(1.) THE present appeal has been preferred against the judgment and order passed by 4th Additional Session Judge, Singhbhum West at Chaibasa dated 10/11, January, 1996 in Sessions trial No. 612 of 1990 whereby the present appellants have been punished for rigorous imprisonment of 10 years for the offence punishable under Section 376(2)(g) of Indian Penal Code and a final of Rs.2000/ - to each of the accused and in case of default further rigorous imprisonment for one year has been inflicted upon them.
(2.) IT is the case of the prosecution that on 26th of July, 1989 at about 6 p.m. the informant Kumari Nuni Guge (PW 2) gave her statement to the Police that on 6th June, 1989 when the informant was returning to her village from Mangla Haat, Chaibasa along with her aunt Gobna Gwalin, Koita Gwalin (PW 1) and Maito Gwalin and when they reached at village a Hotobasa at about 7 p.m. in the evening the accused Manjura Hembrom, (appellant No. 2), Rajesh Hembrom, Ankura Hembrom and Mathura Hembrom (appellant No. 1) came there and they forcibly took the informant at Nakabasa football ground which is a lonely place. Thereafter two accused persons closed her mouth by putting handkerchief in mouth and the accused had committed rape upon her one by one. Initially present appellant No. 2 had committed rape. Thereafter the accused had ran away. It is further stated by her that the accused persons were corning to her village with lethal weapon since before and she identified them before occurrence. It is also stated by her that due to social dignity and also keeping in mind that if she will disclose this offence there may be some trouble in future of her marriage and therefore there is a delay in lodging the F.I.R. It is also stated by her that accused persons had threatened her that if she will disclose the offence to anybody the entire family of the informant will be killed. Therefore there was delay in lodging the F.I.R. It has also been stated by her that after returning to her house she had disclosed the fact of rape committed by accused to the inmates of her family. The offence was investigated statements of the witnesses were recorded charge -sheet was filed and the case was committed to the Court of Sessions being Sessions trial No. 612 of 1990 and upon recording evidence of the witnesses, the learned trial court has convicted and punished the appellants accused for the offence punishable under Section 376(2)(g) of the Indian Penal Code for rigorous imprisonment for ten years and a fine of Rs.2000/ - to each of the accused was also imposed and in case of default of payment further rigorous imprisonment for one year was directed to be imposed by the learned Trial Court. Against this order of conviction and sentence passed by the learned Trial Court the present appeal has been preferred.

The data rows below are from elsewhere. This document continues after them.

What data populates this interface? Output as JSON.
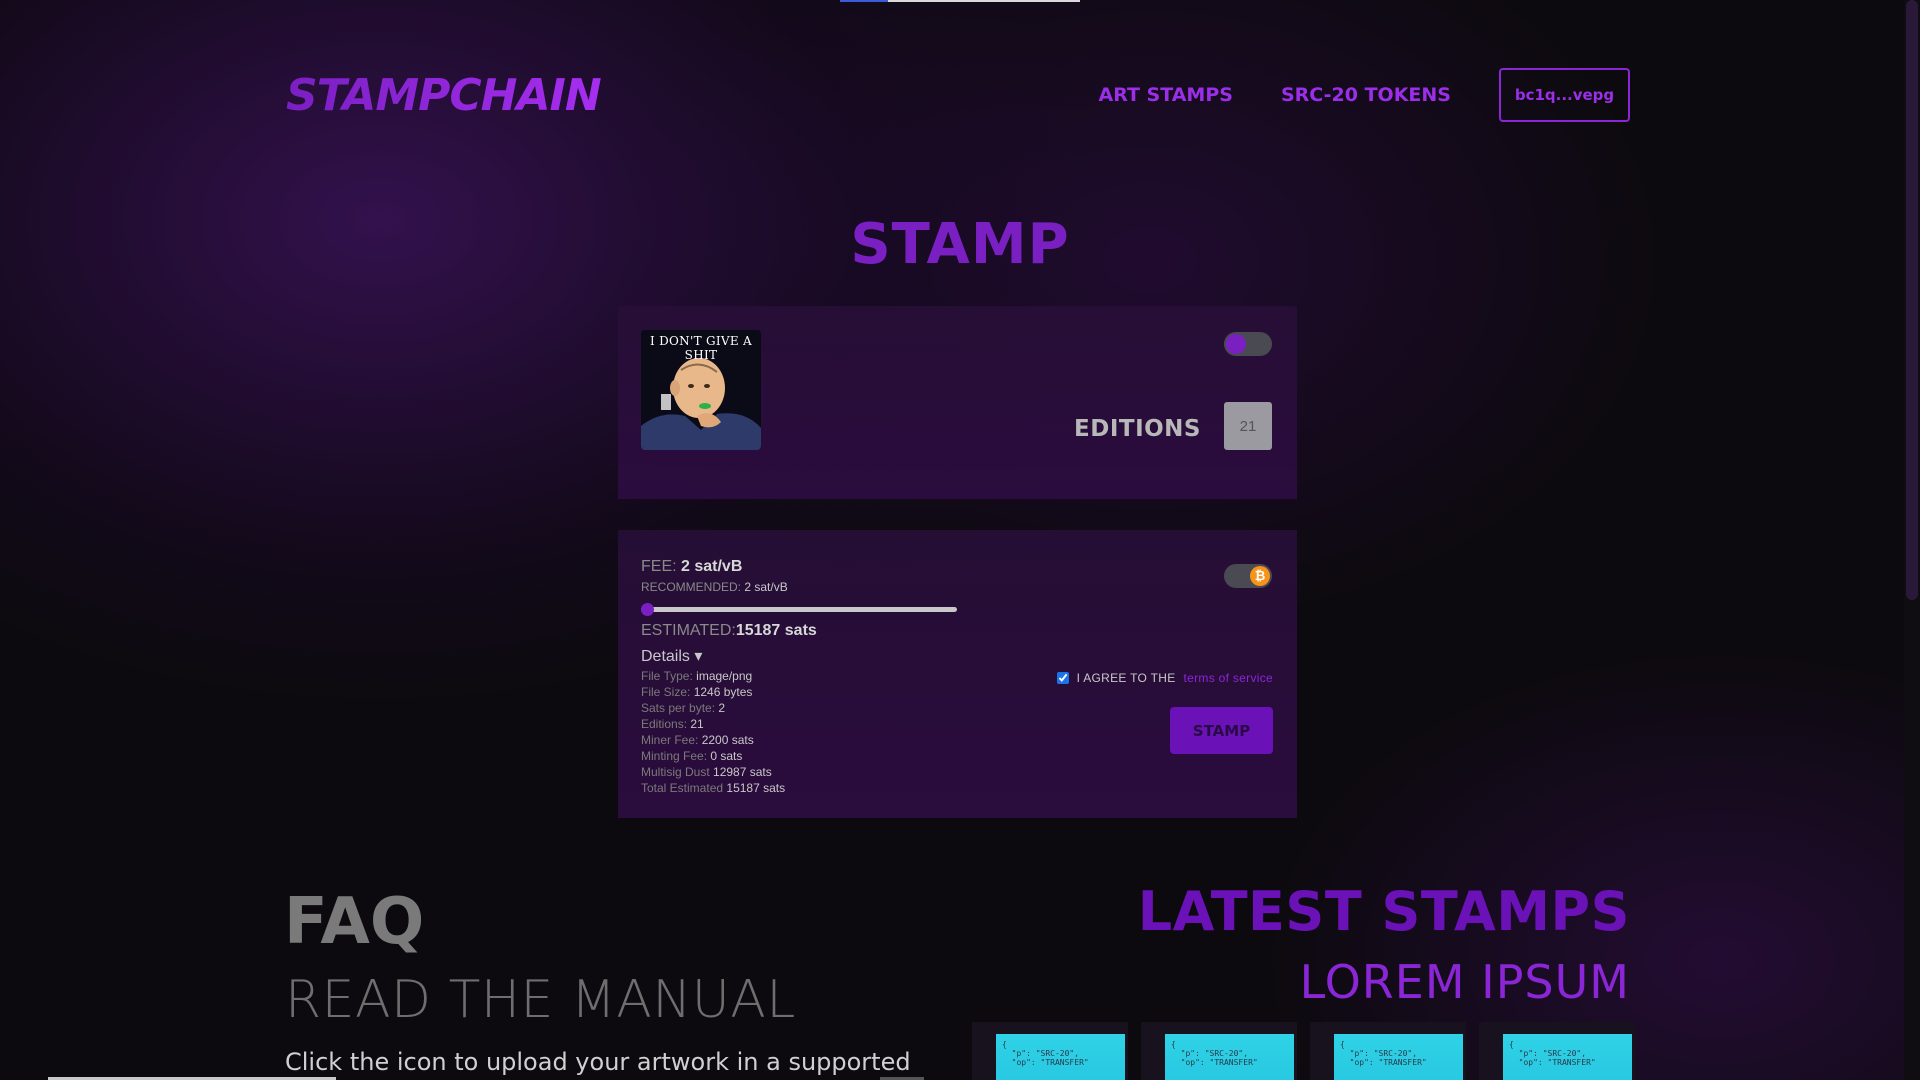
{
  "header": {
    "logo": "STAMPCHAIN",
    "nav": [
      {
        "label": "ART STAMPS"
      },
      {
        "label": "SRC-20 TOKENS"
      }
    ],
    "wallet": "bc1q...vepg"
  },
  "page": {
    "title": "STAMP"
  },
  "upload": {
    "image_caption": "I DON'T GIVE A SHIT",
    "editions_label": "EDITIONS",
    "editions_value": "21"
  },
  "fee": {
    "fee_label": "FEE:",
    "fee_value": "2 sat/vB",
    "recommended_label": "RECOMMENDED:",
    "recommended_value": "2 sat/vB",
    "slider_level": 0.0,
    "estimated_label": "ESTIMATED:",
    "estimated_value": "15187 sats",
    "details_label": "Details ▾",
    "details": [
      {
        "label": "File Type:",
        "value": "image/png"
      },
      {
        "label": "File Size:",
        "value": "1246 bytes"
      },
      {
        "label": "Sats per byte:",
        "value": "2"
      },
      {
        "label": "Editions:",
        "value": "21"
      },
      {
        "label": "Miner Fee:",
        "value": "2200 sats"
      },
      {
        "label": "Minting Fee:",
        "value": "0 sats"
      },
      {
        "label": "Multisig Dust",
        "value": "12987 sats"
      },
      {
        "label": "Total Estimated",
        "value": "15187 sats"
      }
    ],
    "agree_text": "I AGREE TO THE",
    "terms_link": "terms of service",
    "agree_checked": true,
    "btc_icon": "bitcoin-icon",
    "stamp_button": "STAMP"
  },
  "faq": {
    "title": "FAQ",
    "subtitle": "READ THE MANUAL",
    "text": "Click the icon to upload your artwork in a supported"
  },
  "latest": {
    "title": "LATEST STAMPS",
    "subtitle": "LOREM IPSUM",
    "cards": [
      {
        "snippet": "{\n  \"p\": \"SRC-20\",\n  \"op\": \"TRANSFER\""
      },
      {
        "snippet": "{\n  \"p\": \"SRC-20\",\n  \"op\": \"TRANSFER\""
      },
      {
        "snippet": "{\n  \"p\": \"SRC-20\",\n  \"op\": \"TRANSFER\""
      },
      {
        "snippet": "{\n  \"p\": \"SRC-20\",\n  \"op\": \"TRANSFER\""
      }
    ]
  },
  "colors": {
    "accent": "#7a1fc2",
    "bitcoin": "#f7931a"
  }
}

(3.) WE have heard the learned A.P.P who has submitted that the learned trial Court has properly appreciated the deposition given by the prosecutrix who is PW 2. She has categorically stated that when she was coming with other witnesses from Mangla Haat, Chaibasa to her village and when she reached Dungri of village Hotobasa at about 7 p.m. on 06.06.1989 the present two appellants and other co -accused came and they forcibly took the prosecutrix at Nakabasa Football ground which is a lonely place where the appellant No. 2 first has committed rape upon her and thereafter the other co -accused including the present appellant No. 1 have committed rape one by one. Looking to her cross -examination it is submitted by learned A.P.P. that her deposition given examination -in -chief remained intact as it is. She has also given reasons for delay in lodging of the F.I.R. because she was administered threat by the accused. There was a delay in filing of the F.I.R. and due to social dignity also she had thought that if this offence will be disclosed it may create some difficulty in her marriage. It is submitted by learned A.P.P. that there is no reason to disbelieve the evidence of the prosecutrix. Her version gets further corroboration by the deposition of PW 1, PW 3 and PW 4. It is also submitted by learned A.P.P. that about these two appellants he has inquired from the Jail Authority as to their involvement in other cases and he has been informed by the Jail Authority that both these appellants are involved in more than half dozen of offences separately. Thus, no error has been committed by the learned trial Court in appreciating the evidences given by the prosecution witnesses while convicting and punishing these appellants. The learned A.P.P. further submitted in paragraph No. 9 of the deposition of PW 2 prosecutrix she has stated that there was grass at the ground where she was forcibly taken by these accused. She has also stated in paragraph 24 in her deposition as PW 2 that there are several offences registered against these accused. No error has been committed by the learned trial Court in punishing and convicting these accused for the offence punishable under Section 376(2)(g) of the Indian Penal Code and hence the appeal may not be entertained by the Court.